Yellen: Fed faces unpleasant mix on prices, growth

CHICAGO (Reuters) - San Francisco Federal Reserve Bank President Janet Yellen said on Friday that the U.S. central bank faces an “unpleasant combination” of risks to inflation and growth in setting interest rate policy.

“The U.S. economy is particularly exposed to downside risks from the unwinding of the housing bubble and disruptions in financial markets,” Yellen said in remarks prepared for Banque de France’s symposium on globalization and monetary policy in Paris.

“There is some slack now in the U.S. labor market and, if these downside economic risks materialize, quite a bit more slack could emerge,” she said, which would tend to dampen inflation.

Still, Yellen said inflation risks were “roughly balanced” and that the Fed “cannot afford to take for granted that inflation expectations will remain well-anchored.”

The Federal Open Market Committee will decide on its next policy move on March 18, and is widely expected to lower its benchmark lending rate to as low as 2.25 percent from the current 3 percent.

The FOMC has slashed the federal funds rate from 5.25 percent since mid-September in the face of weaker economic growth and dislocations in global credit markets -- even as inflation pressures have started to mount.

Yellen is not a voting member of the FOMC in 2008.

Yellen did not discuss the economic outlook at length in a speech devoted mostly to mulling reasons why global inflation has been relatively contained in recent years, even as oil, food and materials prices have spiked.

She said it would be “a mistake” to downplay the role of monetary policy, and the credibility of central banks in general and the Fed in particular, in holding down price pressures.

“Credibility accounts for why inflation appears generally to have become less persistent,” Yellen said.

By contrast, the role of a global competition in tamping down inflation is “frequently overstated,” she said.

“Whatever tailwinds may have resulted from falling non-commodity import prices waned as the dollar declined.”


Yellen repeated a comment from February that rising U.S. inflation recently has been “disappointing.”

The personal consumption expenditures (PCE) price index has advanced by 3.7 percent over the past 12 months and at a 5.4-percent annual rate during the past quarter.

Excluding food and energy, the core PCE -- the Fed’s favored measure -- is up 2.2 percent over the past 12 months.

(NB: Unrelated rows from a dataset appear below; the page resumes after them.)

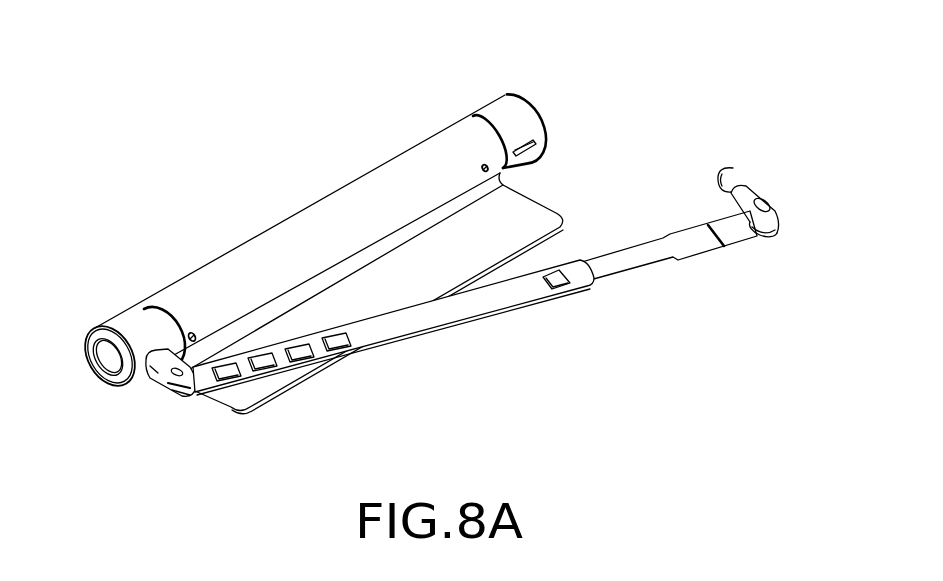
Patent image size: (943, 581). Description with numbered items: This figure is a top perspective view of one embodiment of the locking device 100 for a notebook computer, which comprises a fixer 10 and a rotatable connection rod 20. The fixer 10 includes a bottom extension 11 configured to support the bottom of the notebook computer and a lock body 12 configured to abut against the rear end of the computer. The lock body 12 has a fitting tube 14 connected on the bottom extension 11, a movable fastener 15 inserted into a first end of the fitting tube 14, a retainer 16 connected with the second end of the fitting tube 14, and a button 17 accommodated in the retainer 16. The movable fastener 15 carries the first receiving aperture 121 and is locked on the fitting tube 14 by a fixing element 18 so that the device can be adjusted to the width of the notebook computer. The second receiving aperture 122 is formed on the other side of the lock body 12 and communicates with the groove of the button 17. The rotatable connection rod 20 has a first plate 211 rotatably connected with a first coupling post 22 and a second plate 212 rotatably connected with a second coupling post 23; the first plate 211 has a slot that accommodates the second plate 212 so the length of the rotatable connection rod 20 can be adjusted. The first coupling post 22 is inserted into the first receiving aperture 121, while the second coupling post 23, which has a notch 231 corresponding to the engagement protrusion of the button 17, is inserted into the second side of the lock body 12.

The locking device 100 is at (137, 107).
The fixer 10 is at (120, 474).
The bottom extension 11 is at (220, 407).
The lock body 12 is at (142, 394).
The first receiving aperture 121 is at (153, 370).
The second receiving aperture 122 is at (532, 143).
The fitting tube 14 is at (302, 228).
The movable fastener 15 is at (103, 352).
The retainer 16 is at (498, 102).
The button 17 is at (538, 110).
The fixing element 18 is at (485, 165).
The rotatable connection rod 20 is at (468, 330).
The first plate 211 is at (578, 270).
The second plate 212 is at (686, 240).
The first coupling post 22 is at (138, 376).
The second coupling post 23 is at (752, 192).
The notch 231 is at (721, 170).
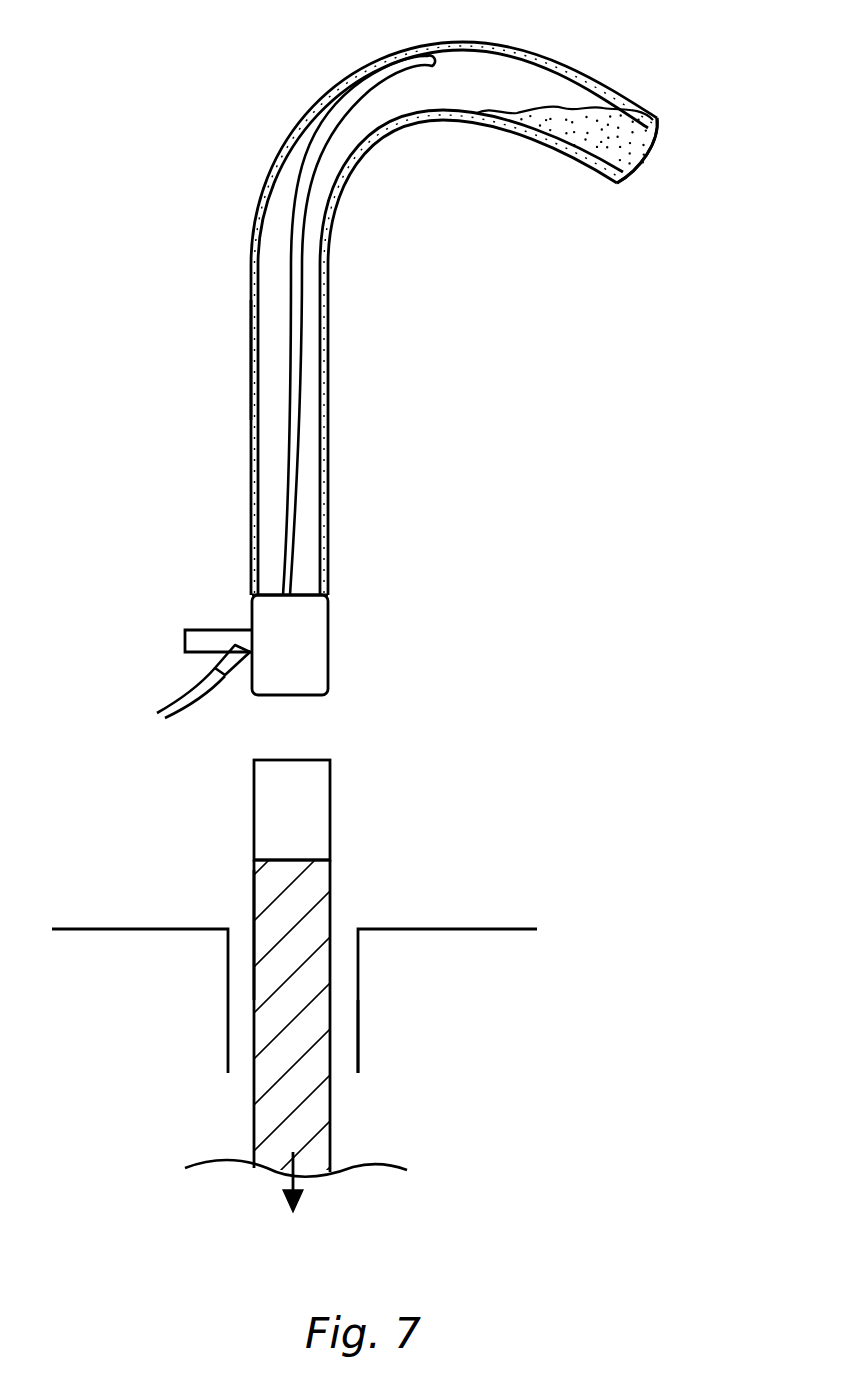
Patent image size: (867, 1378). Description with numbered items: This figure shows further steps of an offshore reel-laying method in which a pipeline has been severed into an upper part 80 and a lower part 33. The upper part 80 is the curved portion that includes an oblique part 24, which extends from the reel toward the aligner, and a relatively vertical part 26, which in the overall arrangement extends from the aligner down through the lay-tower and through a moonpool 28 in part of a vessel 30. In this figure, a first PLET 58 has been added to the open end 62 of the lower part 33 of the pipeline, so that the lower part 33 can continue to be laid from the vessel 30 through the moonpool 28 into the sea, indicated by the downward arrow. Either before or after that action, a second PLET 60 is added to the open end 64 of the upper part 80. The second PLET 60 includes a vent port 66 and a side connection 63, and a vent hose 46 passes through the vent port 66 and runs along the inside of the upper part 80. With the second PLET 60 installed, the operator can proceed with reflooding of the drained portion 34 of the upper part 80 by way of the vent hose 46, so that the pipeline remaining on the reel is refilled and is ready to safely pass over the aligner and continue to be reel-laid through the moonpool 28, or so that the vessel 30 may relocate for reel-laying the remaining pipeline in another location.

The oblique part 24 is at (600, 92).
The vertical part 26 is at (327, 382).
The moonpool 28 is at (358, 1040).
The vessel 30 is at (513, 929).
The lower part 33 is at (254, 907).
The drained portion 34 is at (273, 347).
The vent hose 46 is at (293, 320).
The first PLET 58 is at (330, 812).
The second PLET 60 is at (328, 637).
The open end 62 is at (340, 862).
The side port 63 is at (207, 632).
The open end 64 is at (328, 595).
The vent port 66 is at (218, 660).
The upper part 80 is at (241, 162).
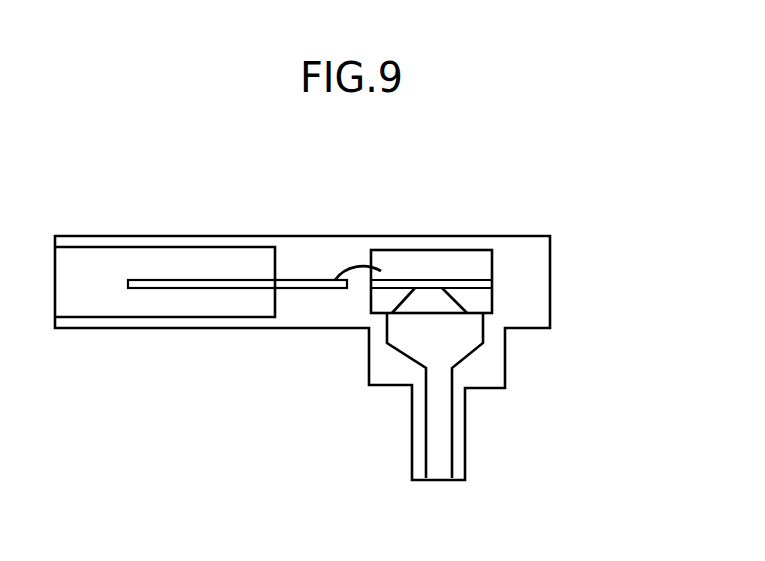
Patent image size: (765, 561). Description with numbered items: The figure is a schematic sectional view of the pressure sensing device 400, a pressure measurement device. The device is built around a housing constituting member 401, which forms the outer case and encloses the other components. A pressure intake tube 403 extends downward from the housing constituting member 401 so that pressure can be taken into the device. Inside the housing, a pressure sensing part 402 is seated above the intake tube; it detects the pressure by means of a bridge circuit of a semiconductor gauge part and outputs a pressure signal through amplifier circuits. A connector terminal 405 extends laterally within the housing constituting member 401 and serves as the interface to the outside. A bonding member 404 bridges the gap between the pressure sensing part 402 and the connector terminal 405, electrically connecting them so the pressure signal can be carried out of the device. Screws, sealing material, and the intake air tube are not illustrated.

The pressure sensing device 400 is at (306, 313).
The housing constituting member 401 is at (527, 297).
The pressure sensing part 402 is at (457, 280).
The pressure intake tube 403 is at (443, 445).
The bonding member 404 is at (353, 265).
The connector terminal 405 is at (305, 281).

Yellen said that outcome “partly reflects pass-through from the drop in the dollar.”

“Even so, I expect both total and core inflation to moderate over the next few years, edging down to under 2 percent,” she said.

That outcome would be “broadly consistent” with the Fed’s mandate to promote price stability, Yellen said.

Yellen said U.S. labor costs will likely continue to grow “at a reasonably modest pace,” which in turn would depend on inflation expectations staying well anchored and food and energy prices starting to level off.

Still, there is a risk of “pushback” on wages from workers whose purchasing power has been eroded by rising food and energy prices, she said.